Inspiration
Google's NotebookLM showed that AI can turn documents into engaging audio summaries. But audio alone misses a dimension — when learning about orbital mechanics or protein folding, you want to see it. I wanted to combine the best of both: rich interactive visuals with real-time voice conversation, where the AI doesn't just narrate but actively controls what you see.
What it does
Narluga takes any content source — websites, YouTube videos, text notes, or uploaded files — and transforms them into fully interactive, animated SVG diagrams. Then it lets you have a live voice conversation with an AI agent that understands and manipulates the diagram in real time.
During conversation, the AI autonomously uses six tools: highlight elements with glow effects, click buttons to toggle animations, modify visual properties (scale, color, opacity), navigate to sections, zoom in/out, and fetch supplementary information via Google Search. It decides when and how to use these tools as it speaks — no manual prompting needed.
How we built it
- Gemini 3.1 Pro generates the interactive SVG diagrams from aggregated source content
- Gemini 2.5 Flash Native Audio powers real-time bidirectional voice conversation with built-in voice activity detection and function calling
- Google Search grounding provides fact-checking and supplementary information during conversation
- FastAPI + WebSocket backend handles audio streaming, source aggregation (web scraping, YouTube transcripts via Supadata API), and tool call orchestration
- React + TypeScript frontend with Web Audio API and AudioWorklet for PCM audio capture/playback
- Generated graphics run in sandboxed iframes with strict Content Security Policy for isolation
- Deployed on GCP e2-micro VM (Docker + Caddy auto-SSL) with Firebase Hosting, Cloud Firestore, and Firebase Auth
- Fully automated deployment via four idempotent bash scripts
Challenges we ran into
- Interval stacking bug: Gemini-generated play/pause toggles sometimes created new
setIntervalcalls without clearing old ones, causing animations to speed up uncontrollably. Solved with a monkey-patchedsetInterval/clearIntervalthat tracks all intervals globally and force-clears them before each toggle. - Tool call reliability: The native audio model sometimes confused
highlight_elementwithclick_elementwhen targeting buttons, and occasionally double-toggled animations in a single response. Built three backend safeguards: auto-correction (highlight on button keywords → click), batch deduplication, and a 3-second cross-response cooldown per element. - Interruption coordination: When users interact with the diagram mid-conversation, three things must happen simultaneously — clear the frontend audio queue, signal Gemini to stop generating (
turn_complete=False), and flush in-transit audio chunks. Getting the timing right required distinguishing "actionable" tool calls (always execute) from "cosmetic" ones (skip during interruption). - Reconnection latency: Fresh WebSocket + Gemini handshake took 5-7 seconds. Solved by keeping the WebSocket alive across conversation sessions and only closing the Gemini session on "End Conversation," cutting subsequent starts to ~3 seconds.

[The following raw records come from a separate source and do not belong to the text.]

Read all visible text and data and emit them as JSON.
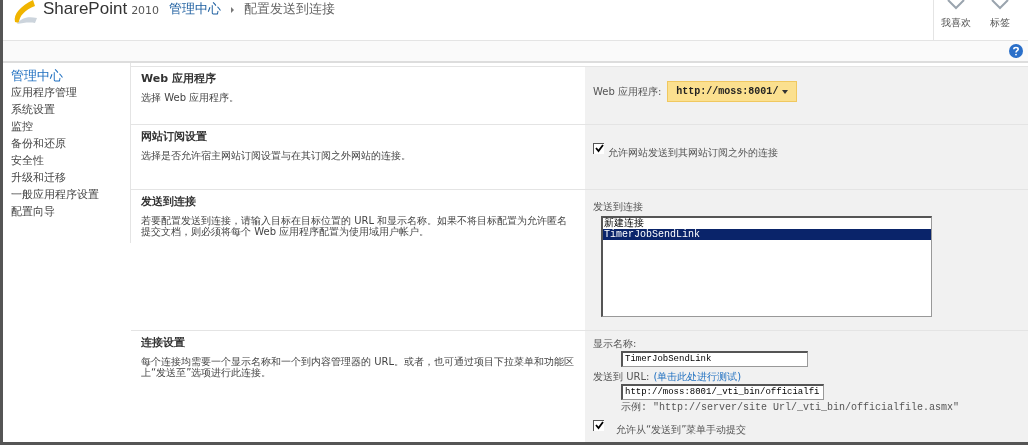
{
  "header": {
    "logo_text": "SharePoint",
    "logo_version": "2010",
    "breadcrumb": [
      "管理中心",
      "配置发送到连接"
    ],
    "actions": [
      {
        "label": "我喜欢"
      },
      {
        "label": "标签"
      }
    ]
  },
  "nav": {
    "title": "管理中心",
    "items": [
      {
        "label": "应用程序管理"
      },
      {
        "label": "系统设置"
      },
      {
        "label": "监控"
      },
      {
        "label": "备份和还原"
      },
      {
        "label": "安全性"
      },
      {
        "label": "升级和迁移"
      },
      {
        "label": "一般应用程序设置"
      },
      {
        "label": "配置向导"
      }
    ]
  },
  "sections": [
    {
      "kind": "dropdown",
      "title": "Web 应用程序",
      "description": "选择 Web 应用程序。",
      "label": "Web 应用程序:",
      "value": "http://moss:8001/"
    },
    {
      "kind": "checkbox",
      "title": "网站订阅设置",
      "description": "选择是否允许宿主网站订阅设置与在其订阅之外网站的连接。",
      "label": "允许网站发送到其网站订阅之外的连接",
      "checked": true
    },
    {
      "kind": "listbox",
      "title": "发送到连接",
      "description": "若要配置发送到连接，请输入目标在目标位置的 URL 和显示名称。如果不将目标配置为允许匿名提交文档，则必须将每个 Web 应用程序配置为使用域用户帐户。",
      "label": "发送到连接",
      "options": [
        {
          "label": "新建连接",
          "selected": false
        },
        {
          "label": "TimerJobSendLink",
          "selected": true
        }
      ]
    },
    {
      "kind": "connection",
      "title": "连接设置",
      "description": "每个连接均需要一个显示名称和一个到内容管理器的 URL。或者，也可通过项目下拉菜单和功能区上“发送至”选项进行此连接。",
      "name_label": "显示名称:",
      "name_value": "TimerJobSendLink",
      "url_label": "发送到 URL:",
      "test_link": "(单击此处进行测试)",
      "url_value": "http://moss:8001/_vti_bin/officialfi",
      "example": "示例: \"http://server/site Url/_vti_bin/officialfile.asmx\"",
      "manual_label": "允许从“发送到”菜单手动提交",
      "manual_checked": true
    }
  ]
}
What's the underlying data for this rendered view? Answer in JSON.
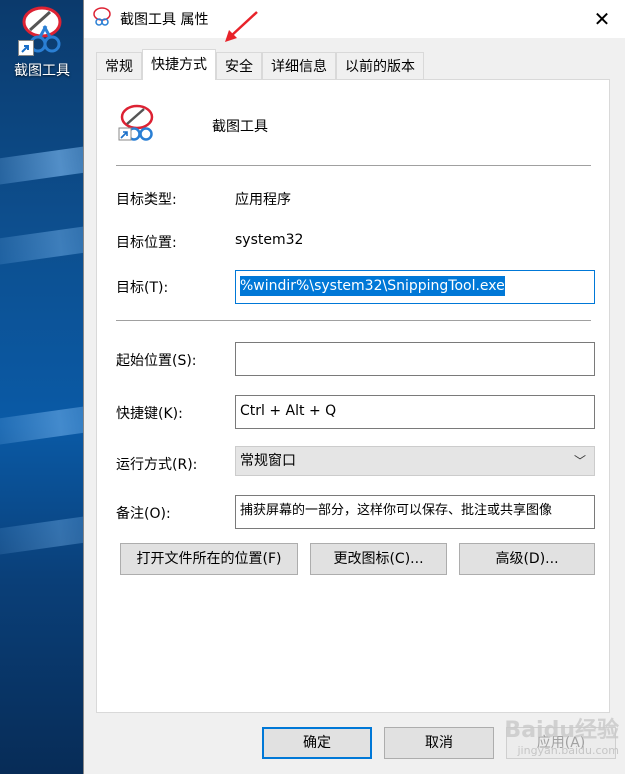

Accomplishments that we're proud of
- The AI feels genuinely agentic — it decides on its own when to highlight, click, zoom, and fetch, creating a fluid teaching experience that adapts to each diagram
- Zero-cost deployment on Google Cloud's free tier with full automation
- Sub-3-second time to first AI audio on conversation start
- Robust tool call pipeline that handles model quirks gracefully without the user ever noticing
What we learned
- Prompt engineering for code generation (SVG + JS + CSS in one shot) requires extremely specific constraints — backtick-only strings, explicit modulo math rules, and animation state management guidelines
- Native audio models behave differently from text models with the same tools — they need backend-level guardrails for reliability
- WebSocket architecture decisions (persistent vs. per-session) have outsized impact on perceived latency
What's next for Narluga
- Support more input source types
- Diagram version history and iterative refinement ("make the orbit more elliptical")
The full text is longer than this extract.